One day when at the markets of the Middle East, Freneqer rescues a cat near death.

This cat is not an ordinary cat at all.

Together, Freneqer and Sangris – a Free Person, a shapeshifter, a boy, journey around the world and inside themselves.

When one has their life cast for them, is it possible to break free?

I really enjoyed this story. It’s definitely off the beaten path and there needs to be more YA like this. Exploring other cultures and creating stories about growing up that teens of all races can relate too.

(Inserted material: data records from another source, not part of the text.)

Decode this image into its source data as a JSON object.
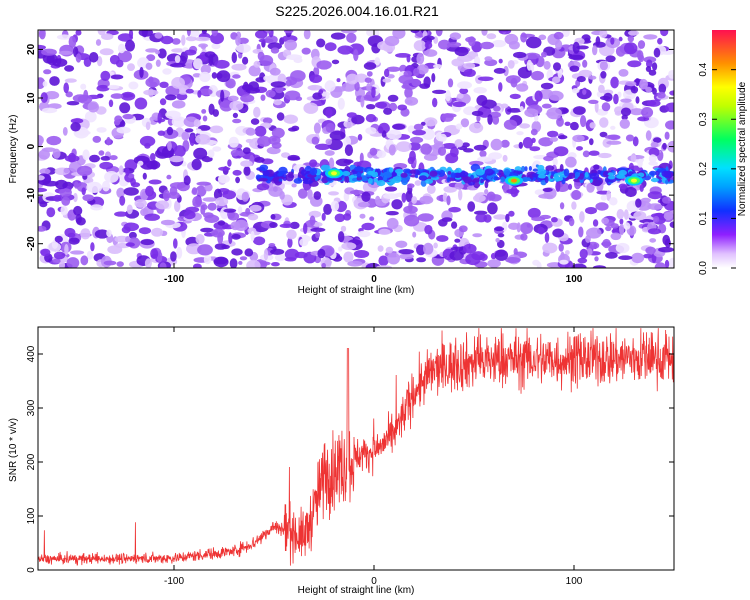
{
  "title": "S225.2026.004.16.01.R21",
  "chart_data": [
    {
      "type": "heatmap",
      "xlabel": "Height of straight line (km)",
      "ylabel": "Frequency (Hz)",
      "xlim": [
        -168,
        150
      ],
      "ylim": [
        -25,
        24
      ],
      "x_ticks": [
        "-100",
        "0",
        "100"
      ],
      "y_ticks": [
        "20",
        "10",
        "0",
        "-10",
        "-20"
      ],
      "colorbar": {
        "label": "Normalized spectral amplitude",
        "range": [
          0.0,
          0.48
        ],
        "ticks": [
          "0.0",
          "0.1",
          "0.2",
          "0.3",
          "0.4"
        ],
        "colors": [
          "#ffffff",
          "#8f20ff",
          "#1030ff",
          "#00e0ff",
          "#00ff40",
          "#ffff00",
          "#ff8000",
          "#ff1050"
        ]
      },
      "ridge_frequency_hz": -6,
      "peaks": [
        {
          "x": -20,
          "y": -5.5,
          "value": 0.3
        },
        {
          "x": 70,
          "y": -7,
          "value": 0.35
        },
        {
          "x": 130,
          "y": -7,
          "value": 0.22
        }
      ]
    },
    {
      "type": "line",
      "xlabel": "Height of straight line (km)",
      "ylabel": "SNR (10 * v/v)",
      "xlim": [
        -168,
        150
      ],
      "ylim": [
        0,
        450
      ],
      "x_ticks": [
        "-100",
        "0",
        "100"
      ],
      "y_ticks": [
        "0",
        "100",
        "200",
        "300",
        "400"
      ],
      "color": "#ee3333",
      "series": [
        {
          "x": [
            -168,
            -100,
            -70,
            -60,
            -50,
            -40,
            -35,
            -30,
            -25,
            -20,
            -15,
            -10,
            0,
            10,
            20,
            30,
            40,
            50,
            70,
            100,
            150
          ],
          "values": [
            20,
            22,
            35,
            50,
            80,
            70,
            60,
            110,
            175,
            185,
            195,
            210,
            220,
            250,
            330,
            370,
            380,
            385,
            390,
            390,
            395
          ]
        }
      ]
    }
  ]
}
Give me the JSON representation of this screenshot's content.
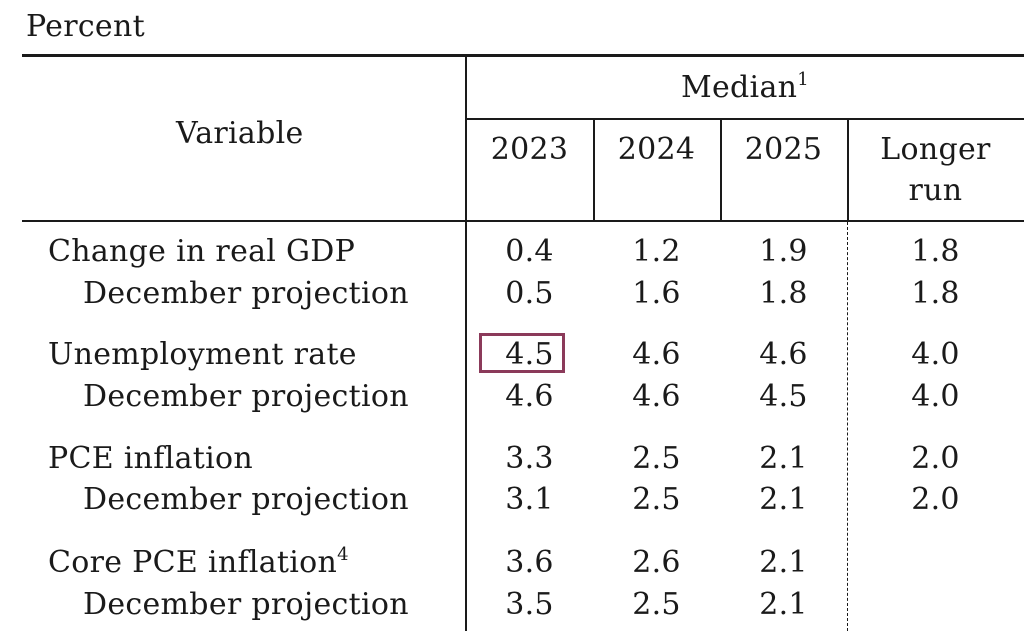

What a refreshing read with a main character that isn’t Caucasian! Finally a setting where English isn’t the main language! It’s written beautifully and true of the surrounding cultures. At times it can be harsh but this is not America and it’s brilliant to read about how other families function.

It’s such a touching love story, and doesn’t relate at all to traditional YA. The emotions are real and genuine. You feel the characters learning from one another. Not lusting after each other, but developing feelings based on similarities and longing for a true place to call home. As it’s also a standalone and quite short, it’ll make you thirsty and feeling the pulsing sun through your modest clothing.